How IWR2243 Cascade Configuration Differs

The IWR2243 Cascade path has more multi-device configuration because four radar chips must be treated as one larger sensing system.

Important configuration ideas:

  • num_devices = 4: four chips are expected.
  • num_rx_per_device = 4: each device contributes four receive channels.
  • total RX channels become num_devices * num_rx_per_device.
  • tx_to_enable defines the TX order used by the processing chain.
  • rx_for_mimo reorders channels into the expected MIMO layout.
  • calibration parameters control frequency and phase correction.

The cascade path therefore spends more code on file grouping, channel reordering, and calibration before FFT results are trusted.

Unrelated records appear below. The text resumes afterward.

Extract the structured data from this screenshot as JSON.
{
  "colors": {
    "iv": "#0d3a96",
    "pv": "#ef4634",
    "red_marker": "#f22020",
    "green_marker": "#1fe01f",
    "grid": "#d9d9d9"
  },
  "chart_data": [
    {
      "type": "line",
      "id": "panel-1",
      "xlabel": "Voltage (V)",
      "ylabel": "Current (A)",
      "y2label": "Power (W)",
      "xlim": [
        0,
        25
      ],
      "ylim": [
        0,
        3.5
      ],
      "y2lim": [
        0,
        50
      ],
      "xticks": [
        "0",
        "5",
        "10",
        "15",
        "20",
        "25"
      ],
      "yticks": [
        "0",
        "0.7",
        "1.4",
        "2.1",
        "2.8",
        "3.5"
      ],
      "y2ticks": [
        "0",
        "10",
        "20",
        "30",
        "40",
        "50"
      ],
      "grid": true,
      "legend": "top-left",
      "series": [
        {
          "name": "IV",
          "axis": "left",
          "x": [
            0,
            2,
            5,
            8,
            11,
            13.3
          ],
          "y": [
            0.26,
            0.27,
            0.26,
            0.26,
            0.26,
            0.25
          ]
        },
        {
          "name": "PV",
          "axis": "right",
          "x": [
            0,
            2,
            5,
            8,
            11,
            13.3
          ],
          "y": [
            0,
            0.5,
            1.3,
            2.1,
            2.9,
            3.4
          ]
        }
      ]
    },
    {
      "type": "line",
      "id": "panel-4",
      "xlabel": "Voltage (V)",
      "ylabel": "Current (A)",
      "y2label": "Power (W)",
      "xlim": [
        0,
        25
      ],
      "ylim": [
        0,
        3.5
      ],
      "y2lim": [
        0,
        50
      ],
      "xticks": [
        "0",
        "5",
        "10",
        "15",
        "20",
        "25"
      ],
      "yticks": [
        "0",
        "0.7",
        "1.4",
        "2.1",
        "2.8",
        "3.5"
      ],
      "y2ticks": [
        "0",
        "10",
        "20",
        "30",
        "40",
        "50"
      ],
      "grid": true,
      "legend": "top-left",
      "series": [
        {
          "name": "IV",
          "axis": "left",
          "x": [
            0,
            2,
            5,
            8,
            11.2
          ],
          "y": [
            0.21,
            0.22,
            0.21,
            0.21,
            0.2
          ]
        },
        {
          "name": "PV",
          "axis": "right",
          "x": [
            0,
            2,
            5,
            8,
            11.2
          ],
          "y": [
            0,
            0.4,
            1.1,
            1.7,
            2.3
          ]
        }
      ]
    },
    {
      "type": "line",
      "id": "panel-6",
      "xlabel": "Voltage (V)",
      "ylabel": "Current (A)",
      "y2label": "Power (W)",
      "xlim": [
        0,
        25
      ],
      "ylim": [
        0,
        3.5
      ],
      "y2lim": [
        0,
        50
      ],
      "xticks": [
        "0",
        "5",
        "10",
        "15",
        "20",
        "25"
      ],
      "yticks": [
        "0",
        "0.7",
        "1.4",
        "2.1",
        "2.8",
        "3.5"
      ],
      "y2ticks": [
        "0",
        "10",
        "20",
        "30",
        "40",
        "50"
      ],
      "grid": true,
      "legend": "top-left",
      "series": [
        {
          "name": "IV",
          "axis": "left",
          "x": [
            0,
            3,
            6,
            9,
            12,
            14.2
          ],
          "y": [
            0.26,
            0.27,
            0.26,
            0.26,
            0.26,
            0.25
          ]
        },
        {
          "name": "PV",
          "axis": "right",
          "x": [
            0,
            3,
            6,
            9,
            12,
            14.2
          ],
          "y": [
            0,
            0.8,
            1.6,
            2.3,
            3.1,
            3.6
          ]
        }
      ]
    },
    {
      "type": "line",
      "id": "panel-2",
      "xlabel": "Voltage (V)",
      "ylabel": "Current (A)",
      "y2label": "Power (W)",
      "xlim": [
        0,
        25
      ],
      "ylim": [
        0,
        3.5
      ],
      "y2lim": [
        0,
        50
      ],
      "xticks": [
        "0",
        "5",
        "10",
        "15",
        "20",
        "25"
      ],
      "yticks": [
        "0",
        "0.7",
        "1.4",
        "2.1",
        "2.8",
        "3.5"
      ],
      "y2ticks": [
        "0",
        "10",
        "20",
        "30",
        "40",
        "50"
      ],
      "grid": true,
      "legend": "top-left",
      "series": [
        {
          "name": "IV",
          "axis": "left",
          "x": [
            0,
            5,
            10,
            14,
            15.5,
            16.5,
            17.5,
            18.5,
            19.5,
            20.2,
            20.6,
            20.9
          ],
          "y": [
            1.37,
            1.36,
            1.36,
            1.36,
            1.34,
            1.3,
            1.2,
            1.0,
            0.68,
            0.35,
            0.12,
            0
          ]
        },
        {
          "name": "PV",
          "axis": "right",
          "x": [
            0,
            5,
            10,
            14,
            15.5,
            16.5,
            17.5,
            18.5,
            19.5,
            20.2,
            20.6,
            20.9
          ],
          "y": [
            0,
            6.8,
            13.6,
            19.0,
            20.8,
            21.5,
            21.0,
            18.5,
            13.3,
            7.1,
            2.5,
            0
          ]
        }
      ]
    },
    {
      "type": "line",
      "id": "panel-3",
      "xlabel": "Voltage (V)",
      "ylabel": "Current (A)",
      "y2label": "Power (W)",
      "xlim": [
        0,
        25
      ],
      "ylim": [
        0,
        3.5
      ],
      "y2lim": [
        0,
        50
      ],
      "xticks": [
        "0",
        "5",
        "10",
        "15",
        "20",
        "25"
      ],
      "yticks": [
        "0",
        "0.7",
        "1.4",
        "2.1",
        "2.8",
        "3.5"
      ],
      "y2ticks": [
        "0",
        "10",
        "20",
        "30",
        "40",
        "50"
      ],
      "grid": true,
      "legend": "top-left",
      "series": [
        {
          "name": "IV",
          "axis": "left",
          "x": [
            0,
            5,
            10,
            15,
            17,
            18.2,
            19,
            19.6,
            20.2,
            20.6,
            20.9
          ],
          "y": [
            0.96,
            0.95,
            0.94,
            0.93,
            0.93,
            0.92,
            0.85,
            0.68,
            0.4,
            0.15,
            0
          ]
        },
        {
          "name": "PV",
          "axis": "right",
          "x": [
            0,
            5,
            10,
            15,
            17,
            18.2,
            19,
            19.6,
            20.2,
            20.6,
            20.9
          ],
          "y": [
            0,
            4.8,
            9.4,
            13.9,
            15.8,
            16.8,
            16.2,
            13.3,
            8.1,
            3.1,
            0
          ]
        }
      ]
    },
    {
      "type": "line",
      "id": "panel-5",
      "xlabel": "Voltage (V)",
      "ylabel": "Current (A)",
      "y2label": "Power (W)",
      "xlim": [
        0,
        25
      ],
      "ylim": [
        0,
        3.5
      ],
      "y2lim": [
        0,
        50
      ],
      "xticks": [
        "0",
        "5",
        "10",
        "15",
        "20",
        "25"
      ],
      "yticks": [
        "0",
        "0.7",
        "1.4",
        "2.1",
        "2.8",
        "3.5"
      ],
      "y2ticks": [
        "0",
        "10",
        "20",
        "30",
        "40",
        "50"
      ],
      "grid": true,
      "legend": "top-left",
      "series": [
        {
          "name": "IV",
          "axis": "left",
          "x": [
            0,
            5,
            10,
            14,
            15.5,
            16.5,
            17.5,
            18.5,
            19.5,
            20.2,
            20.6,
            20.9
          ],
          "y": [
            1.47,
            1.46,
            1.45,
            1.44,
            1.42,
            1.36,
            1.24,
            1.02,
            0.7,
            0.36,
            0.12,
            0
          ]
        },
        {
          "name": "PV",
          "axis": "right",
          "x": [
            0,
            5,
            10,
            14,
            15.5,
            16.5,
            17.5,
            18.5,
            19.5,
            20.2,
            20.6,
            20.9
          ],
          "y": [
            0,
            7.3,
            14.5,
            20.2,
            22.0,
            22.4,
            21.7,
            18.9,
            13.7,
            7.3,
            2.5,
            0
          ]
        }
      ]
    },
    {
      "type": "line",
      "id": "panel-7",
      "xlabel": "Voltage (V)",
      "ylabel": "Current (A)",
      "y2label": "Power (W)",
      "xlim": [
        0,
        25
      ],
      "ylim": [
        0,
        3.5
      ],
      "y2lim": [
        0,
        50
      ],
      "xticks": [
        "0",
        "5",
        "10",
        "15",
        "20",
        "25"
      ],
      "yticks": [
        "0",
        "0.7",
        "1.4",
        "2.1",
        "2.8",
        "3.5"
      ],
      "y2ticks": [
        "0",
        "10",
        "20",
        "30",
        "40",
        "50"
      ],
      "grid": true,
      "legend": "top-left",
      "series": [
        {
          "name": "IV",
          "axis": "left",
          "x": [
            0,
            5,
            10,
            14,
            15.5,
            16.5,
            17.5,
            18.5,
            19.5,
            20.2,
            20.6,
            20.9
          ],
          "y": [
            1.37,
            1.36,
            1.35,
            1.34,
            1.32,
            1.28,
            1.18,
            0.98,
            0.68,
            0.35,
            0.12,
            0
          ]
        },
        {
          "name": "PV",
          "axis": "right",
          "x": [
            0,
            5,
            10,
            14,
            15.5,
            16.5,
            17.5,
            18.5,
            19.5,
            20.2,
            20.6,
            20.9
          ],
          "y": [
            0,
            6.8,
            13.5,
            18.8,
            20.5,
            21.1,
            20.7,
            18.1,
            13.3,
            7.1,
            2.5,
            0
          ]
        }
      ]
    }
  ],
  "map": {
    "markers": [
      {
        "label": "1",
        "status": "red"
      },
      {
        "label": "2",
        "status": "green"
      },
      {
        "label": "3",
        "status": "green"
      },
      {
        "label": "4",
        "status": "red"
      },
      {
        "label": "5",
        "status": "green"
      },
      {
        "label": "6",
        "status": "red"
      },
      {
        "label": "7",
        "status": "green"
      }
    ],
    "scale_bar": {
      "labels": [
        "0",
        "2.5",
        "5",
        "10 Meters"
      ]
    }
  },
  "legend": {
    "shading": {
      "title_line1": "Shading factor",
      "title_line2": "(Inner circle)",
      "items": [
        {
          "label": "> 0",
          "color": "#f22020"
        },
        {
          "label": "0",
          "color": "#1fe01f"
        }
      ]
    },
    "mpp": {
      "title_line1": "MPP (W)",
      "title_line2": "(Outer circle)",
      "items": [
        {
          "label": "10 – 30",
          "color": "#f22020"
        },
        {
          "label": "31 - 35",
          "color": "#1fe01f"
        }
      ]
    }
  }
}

How IWR6843 Configuration Differs

The IWR6843 path starts from one XML file and one or more BIN files. Many important capture parameters come from XML rather than a large static cascade config.

Important configuration ideas:

  • XML provides frequency slope, sample rate, start frequency, sample count, frame count, and chirp count.
  • ProcessingConfig provides FFT sizes, point count, angle search settings, and window functions.
  • frame_extractor.py defines how raw LVDS samples become virtual antenna data.
  • radar_matrix defines which virtual antennas are grouped for angle processing.

This path is easier to trace because the input is single-device, but the frame reconstruction still needs exact layout assumptions.

Why Parameters Should Not Be Changed Blindly

Many parameters are tied to hardware capture settings. If a value describes how the radar was configured during collection, changing it after capture can make the parser or physical conversion wrong.

Good candidates for experimentation:

  • output directory,
  • frame limit,
  • video rendering switch,
  • range display limit,
  • point-cloud target count,
  • visualization thresholds.

Parameters that require more care:

  • sample rate,
  • chirp slope,
  • number of ADC samples,
  • number of chirps,
  • TX/RX mapping,
  • calibration matrices.

When in doubt, first verify array shapes and output files before tuning physical parameters.